Creatures of Ava - Creature Hoarding
Creatures of Ava feels like a PS2 game wrapped in PS4 graphical clothing. It's a little clunky on the controls. Some animations and character models can be a little stilted. The screen is cluttered with UI indicators that can't be turned off. It's cartoonishly bubbly, with a lot of character motivations being "for plot reasons". It also has heart and gumption in all the ways that matter, amid aiming for the sky in what a small team can accomplish.
This 20 hour adventure is filled with everything I was hoping for in an ambitious open world, third person indie game. None of the PS2-ness already mentioned is a detraction - if anything, it gives it more appeal. Which made it all the more difficult to pinpoint why I just couldn't gel with it's brand of intrepid alien world adventure.
Creature's of Ava's most interesting sticking point is its unique take on creature collection. Rather than subjugating creatures that were once free and forcing them to do your bidding / fighting to the death with other creatures, they work symbiotically with you through music to affect the environment in positive ways before being beamed up to safety via little helpful teleport droids. While combat style mechanics are still present, they are focused on helping/calming distressed or infected animals, rather than wanton violence and destruction. It's functionally the same - you're shooting a thing while dodging incoming attacks from it - however the framing makes a world of difference.

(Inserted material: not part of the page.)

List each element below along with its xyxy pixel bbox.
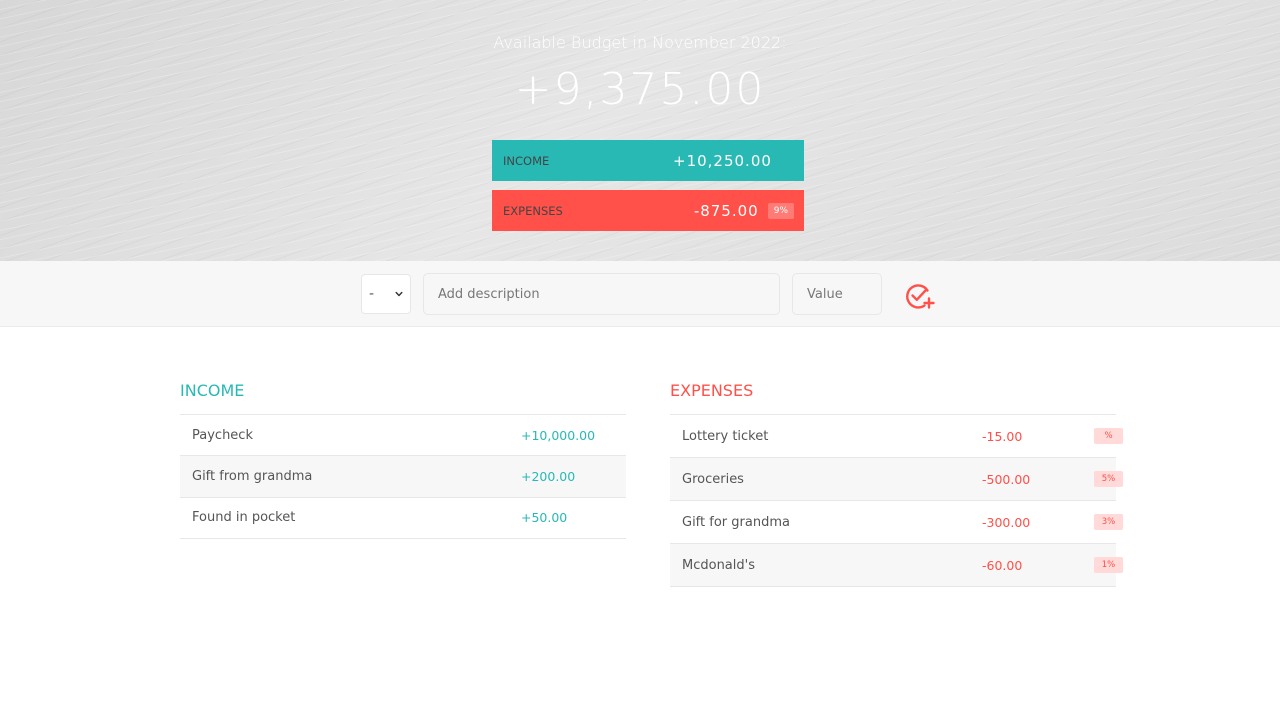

In a quest to save as much as possible from a dying world, protagonist Vic knows the world of Ava is falling apart. Her mission is to try and Noah's Ark as much of the local fauna as possible before the entire planet succumbs to a disturbing blight overtaking the land. There's obviously more twists to this tale as the story progresses, but the main loop of taming groups of (wonderfully alien) wildlife and essentially uploading them to your cloud-ark remains the same throughout. Before said upload, you can also take control of each creature, using their own novel abilities to affect the environment - breaking down obstacles or uncovering hidden items, for example.
This creature collection aspect of the game is less Pokemon Blue and more Pokemon Go, with creatures being more or less respawning tools that you must collect 5-10 of before progressing. It's a choice that no doubt was made for design reasons, but I can't help but feel it flattens the mechanic to exactly that - a mechanic. You're not trying to hunt down 20 specific once-off creatures each requiring and providing unique twists that build connections - instead, you are finding that cookie cutter creature to perform this action that you need in the moment before immediately forgetting them and moving on. The result is a world slightly less able to be emotionally connected to - a thousand tiny wayward anchors, over a dozen emotionally charged ones.
The approach taken by the creators of Creatures of Ava fits with the narrative framing better than it would otherwise. Trying to save as many creatures as possible while only moving them from their homes once, versus capturing and then re-summoning them any time you wanted them beside you while potentially traumatising them with the back and forth that comes with this, makes a lot more sense. However, what makes Pokemon so beloved isn't just the creature designs or the battle mechanics, but the sense that it is your team that you are building up - this is your Pikachu, with that memory of beating Misty's Starmie with a thunderbolt while it was close to fainting. Creatures of Ava's world and creatures are wonderful, there's no doubt - but it can't reach that height without the connections built through sustained individual interaction. I love all cats, there’s no doubt about that - but my cats are the best that ever graced this wonderful earth.
I might have honed in on a specific core mechanic that I personally didn't gel as well with in Creatures of Ava, but I want to be clear that it isn't a bad game by any means. There's plenty to love in this world, from it's vibrant landscapes to the wonderful voice work to just how cute and creative the creature designs are.
Maybe you are the type of person to get lost in chasing all of the little goals set in Pokemon Legends Arceus, and catching dozens of the same creature is entirely your jam. Despite my own personal reservations, I can see that friction is more a me problem than the game's, so it's still a wholehearted recommend.
Code for the game was provided by the publisher for the purposes of this piece.